There’s been no new case recorded there since the beginning of December. A sign, says the paper, that the spread of Ebola is finally slowing down in the country.

In South Africa the Mail and Guardian headlines on the rise and fall of the African technocrat president. The newspaper says that 2012 saw the rise of technocrats to the position of head government all around Africa. For example no less than six countries, Angola, Egypt, Ethiopia, Senegal, Tunisia and Somalia, elected engineers to top political offices.

And this, according to the Mail and Guardian,  at the time gave hope that they would be better equipped "to tackle the continent's challenges".

But all of this will change soon, it warns its readers. 

This year 10 countries are holding elections. And military men have already reclaimed their space. This, explains the paper, coincides "with the emergence of security - and not infrastructure - as the continent’s pressing concern". The start of the trend can be traced back to the elections of Abdel Fatteh Al-Sisi in Egypt last May.

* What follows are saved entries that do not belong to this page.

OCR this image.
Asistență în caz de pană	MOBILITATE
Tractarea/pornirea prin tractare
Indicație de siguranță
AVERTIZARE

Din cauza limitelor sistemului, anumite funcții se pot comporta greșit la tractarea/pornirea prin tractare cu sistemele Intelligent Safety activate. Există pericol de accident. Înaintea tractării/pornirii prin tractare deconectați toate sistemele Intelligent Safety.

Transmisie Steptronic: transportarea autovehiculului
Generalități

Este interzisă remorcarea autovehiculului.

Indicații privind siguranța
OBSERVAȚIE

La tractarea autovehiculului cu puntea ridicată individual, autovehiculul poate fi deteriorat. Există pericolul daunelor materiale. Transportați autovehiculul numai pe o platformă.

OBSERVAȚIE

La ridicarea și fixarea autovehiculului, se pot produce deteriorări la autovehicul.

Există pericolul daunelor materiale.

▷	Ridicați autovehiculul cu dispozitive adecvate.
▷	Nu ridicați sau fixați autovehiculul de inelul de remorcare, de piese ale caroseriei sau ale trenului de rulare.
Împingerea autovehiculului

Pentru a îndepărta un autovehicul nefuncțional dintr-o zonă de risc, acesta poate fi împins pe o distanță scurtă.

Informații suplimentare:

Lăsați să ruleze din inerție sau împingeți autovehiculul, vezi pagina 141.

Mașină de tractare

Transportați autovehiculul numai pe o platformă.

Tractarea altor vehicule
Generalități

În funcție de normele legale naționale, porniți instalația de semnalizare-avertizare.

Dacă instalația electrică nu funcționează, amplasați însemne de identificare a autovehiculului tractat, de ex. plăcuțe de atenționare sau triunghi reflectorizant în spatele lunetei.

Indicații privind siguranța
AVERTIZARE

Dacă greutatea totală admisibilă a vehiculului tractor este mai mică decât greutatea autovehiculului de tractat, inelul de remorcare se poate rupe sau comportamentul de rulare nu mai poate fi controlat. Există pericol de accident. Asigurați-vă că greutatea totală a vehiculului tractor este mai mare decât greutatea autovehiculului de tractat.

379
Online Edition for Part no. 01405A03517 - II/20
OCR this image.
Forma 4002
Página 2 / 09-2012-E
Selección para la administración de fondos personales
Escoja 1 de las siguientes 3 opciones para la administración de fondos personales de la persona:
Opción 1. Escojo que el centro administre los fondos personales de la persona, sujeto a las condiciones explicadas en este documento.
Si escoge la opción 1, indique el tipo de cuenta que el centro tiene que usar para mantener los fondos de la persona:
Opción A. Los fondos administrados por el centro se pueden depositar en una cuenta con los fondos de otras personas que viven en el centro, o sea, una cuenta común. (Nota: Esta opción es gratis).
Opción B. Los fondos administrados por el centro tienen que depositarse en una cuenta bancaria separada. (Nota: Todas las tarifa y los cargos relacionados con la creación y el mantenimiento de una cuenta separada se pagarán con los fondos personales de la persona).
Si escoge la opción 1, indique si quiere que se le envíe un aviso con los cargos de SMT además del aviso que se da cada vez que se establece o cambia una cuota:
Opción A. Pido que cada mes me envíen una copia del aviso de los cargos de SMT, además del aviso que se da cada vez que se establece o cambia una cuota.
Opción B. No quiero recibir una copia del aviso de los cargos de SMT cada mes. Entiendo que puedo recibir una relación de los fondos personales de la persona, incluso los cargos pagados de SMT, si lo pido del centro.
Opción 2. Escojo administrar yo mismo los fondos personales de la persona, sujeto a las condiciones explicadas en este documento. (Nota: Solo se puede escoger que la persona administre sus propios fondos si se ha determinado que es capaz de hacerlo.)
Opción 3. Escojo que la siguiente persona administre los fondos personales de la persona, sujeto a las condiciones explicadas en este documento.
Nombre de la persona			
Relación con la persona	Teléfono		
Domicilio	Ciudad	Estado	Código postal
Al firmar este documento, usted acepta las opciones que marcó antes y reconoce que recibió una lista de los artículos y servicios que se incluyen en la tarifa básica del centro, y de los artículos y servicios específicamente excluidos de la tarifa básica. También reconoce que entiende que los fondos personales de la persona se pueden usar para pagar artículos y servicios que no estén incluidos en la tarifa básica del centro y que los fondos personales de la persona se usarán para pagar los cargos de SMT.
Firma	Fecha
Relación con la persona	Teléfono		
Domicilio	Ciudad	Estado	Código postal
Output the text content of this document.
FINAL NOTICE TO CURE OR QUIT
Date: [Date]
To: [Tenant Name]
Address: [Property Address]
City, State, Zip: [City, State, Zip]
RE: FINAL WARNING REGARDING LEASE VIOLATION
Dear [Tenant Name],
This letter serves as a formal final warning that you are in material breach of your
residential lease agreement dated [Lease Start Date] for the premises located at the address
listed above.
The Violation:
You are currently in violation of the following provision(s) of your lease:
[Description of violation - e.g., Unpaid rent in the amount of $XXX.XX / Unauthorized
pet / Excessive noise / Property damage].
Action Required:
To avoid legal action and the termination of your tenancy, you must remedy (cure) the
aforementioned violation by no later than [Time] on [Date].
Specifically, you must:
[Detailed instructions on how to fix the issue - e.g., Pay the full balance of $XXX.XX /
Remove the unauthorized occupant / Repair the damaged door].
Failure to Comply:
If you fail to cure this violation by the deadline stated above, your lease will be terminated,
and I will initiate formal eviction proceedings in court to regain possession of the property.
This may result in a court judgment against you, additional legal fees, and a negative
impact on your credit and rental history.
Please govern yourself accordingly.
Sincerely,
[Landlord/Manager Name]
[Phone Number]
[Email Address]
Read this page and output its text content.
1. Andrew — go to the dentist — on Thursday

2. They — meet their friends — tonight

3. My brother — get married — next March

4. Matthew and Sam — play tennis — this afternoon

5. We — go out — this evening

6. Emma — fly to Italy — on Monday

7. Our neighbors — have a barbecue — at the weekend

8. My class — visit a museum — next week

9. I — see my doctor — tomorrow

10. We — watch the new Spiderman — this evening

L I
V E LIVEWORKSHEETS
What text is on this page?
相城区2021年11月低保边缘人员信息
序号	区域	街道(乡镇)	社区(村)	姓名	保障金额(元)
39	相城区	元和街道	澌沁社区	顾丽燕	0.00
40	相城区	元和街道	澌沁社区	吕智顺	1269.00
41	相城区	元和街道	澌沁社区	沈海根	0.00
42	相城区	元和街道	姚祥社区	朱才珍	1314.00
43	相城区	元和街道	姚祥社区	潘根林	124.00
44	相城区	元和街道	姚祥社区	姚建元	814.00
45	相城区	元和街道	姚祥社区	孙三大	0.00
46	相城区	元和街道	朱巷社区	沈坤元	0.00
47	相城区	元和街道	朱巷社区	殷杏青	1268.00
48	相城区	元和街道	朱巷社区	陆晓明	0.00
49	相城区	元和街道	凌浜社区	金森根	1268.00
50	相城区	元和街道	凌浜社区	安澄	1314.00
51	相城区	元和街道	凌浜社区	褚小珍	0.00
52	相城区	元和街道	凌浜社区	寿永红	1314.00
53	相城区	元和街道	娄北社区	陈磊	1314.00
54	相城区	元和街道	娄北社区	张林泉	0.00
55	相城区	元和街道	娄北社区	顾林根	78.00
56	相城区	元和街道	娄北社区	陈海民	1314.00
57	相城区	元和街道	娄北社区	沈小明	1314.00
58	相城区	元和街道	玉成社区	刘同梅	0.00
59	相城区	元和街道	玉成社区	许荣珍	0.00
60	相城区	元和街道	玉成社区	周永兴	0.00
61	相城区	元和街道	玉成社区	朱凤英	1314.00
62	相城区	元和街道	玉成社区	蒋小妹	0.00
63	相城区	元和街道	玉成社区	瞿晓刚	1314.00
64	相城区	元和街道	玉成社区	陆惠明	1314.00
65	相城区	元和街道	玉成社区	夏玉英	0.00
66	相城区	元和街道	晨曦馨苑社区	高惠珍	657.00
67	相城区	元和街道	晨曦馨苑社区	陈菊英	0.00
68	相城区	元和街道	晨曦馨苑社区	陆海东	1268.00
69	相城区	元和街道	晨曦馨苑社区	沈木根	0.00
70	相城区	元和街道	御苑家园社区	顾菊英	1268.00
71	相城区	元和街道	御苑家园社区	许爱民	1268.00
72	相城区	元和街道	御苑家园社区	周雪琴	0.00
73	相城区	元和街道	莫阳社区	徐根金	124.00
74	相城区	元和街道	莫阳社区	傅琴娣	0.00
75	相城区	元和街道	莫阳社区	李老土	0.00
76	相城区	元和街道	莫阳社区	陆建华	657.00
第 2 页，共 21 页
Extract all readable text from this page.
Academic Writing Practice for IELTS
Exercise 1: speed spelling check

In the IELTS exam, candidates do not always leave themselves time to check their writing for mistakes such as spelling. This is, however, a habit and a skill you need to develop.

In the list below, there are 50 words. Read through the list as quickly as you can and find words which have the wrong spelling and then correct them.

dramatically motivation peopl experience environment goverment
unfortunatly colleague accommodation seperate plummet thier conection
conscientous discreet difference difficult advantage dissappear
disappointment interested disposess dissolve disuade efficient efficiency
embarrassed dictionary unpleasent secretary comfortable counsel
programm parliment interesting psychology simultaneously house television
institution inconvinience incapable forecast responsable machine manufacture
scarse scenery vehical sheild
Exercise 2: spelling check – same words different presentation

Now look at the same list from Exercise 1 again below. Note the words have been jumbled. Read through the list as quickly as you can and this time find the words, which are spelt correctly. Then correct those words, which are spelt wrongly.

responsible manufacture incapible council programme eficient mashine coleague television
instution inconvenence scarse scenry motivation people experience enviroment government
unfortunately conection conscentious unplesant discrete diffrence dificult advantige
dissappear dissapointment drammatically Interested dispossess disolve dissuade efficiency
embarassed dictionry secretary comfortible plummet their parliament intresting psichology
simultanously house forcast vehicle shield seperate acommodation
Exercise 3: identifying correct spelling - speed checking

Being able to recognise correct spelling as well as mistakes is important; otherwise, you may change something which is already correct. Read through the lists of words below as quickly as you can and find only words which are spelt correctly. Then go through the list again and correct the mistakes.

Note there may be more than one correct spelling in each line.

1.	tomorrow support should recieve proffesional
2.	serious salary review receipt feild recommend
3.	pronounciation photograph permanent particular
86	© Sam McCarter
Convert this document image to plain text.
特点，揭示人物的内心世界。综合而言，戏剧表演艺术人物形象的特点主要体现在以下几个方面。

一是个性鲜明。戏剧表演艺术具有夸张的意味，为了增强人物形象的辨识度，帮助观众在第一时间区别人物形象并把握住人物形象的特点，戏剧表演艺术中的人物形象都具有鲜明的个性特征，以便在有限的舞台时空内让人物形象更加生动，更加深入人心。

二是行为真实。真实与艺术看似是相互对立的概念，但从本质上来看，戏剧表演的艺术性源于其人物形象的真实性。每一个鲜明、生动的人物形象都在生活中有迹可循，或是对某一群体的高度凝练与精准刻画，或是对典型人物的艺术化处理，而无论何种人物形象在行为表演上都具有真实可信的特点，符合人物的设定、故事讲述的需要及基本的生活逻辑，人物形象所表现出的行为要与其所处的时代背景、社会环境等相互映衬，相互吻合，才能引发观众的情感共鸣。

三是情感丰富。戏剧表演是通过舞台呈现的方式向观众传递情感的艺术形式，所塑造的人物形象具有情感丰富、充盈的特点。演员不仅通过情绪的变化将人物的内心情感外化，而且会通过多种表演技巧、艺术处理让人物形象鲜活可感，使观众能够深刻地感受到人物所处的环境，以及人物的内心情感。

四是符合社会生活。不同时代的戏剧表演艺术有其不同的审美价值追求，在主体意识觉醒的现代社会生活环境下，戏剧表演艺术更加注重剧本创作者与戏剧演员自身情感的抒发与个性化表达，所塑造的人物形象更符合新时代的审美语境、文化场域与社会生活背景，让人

Lybia, Somalia, Angola, Nigeria and Ethiopia are now among the countries where an army man could climb to power. *

What happened to the technocrats?

First, they've failed to address the security issues of Africa. Plus, explains the Mail and Guardian, "Many of the 'traditional' leaders also have deep pockets, which few technocrats can match."

But all is not lost, because, as the newspaper puts its, "Most of the returning soldiers and veteran politicians have opted for the ballot box as the path of least resistance to power." And that's good news for democracy across the continent.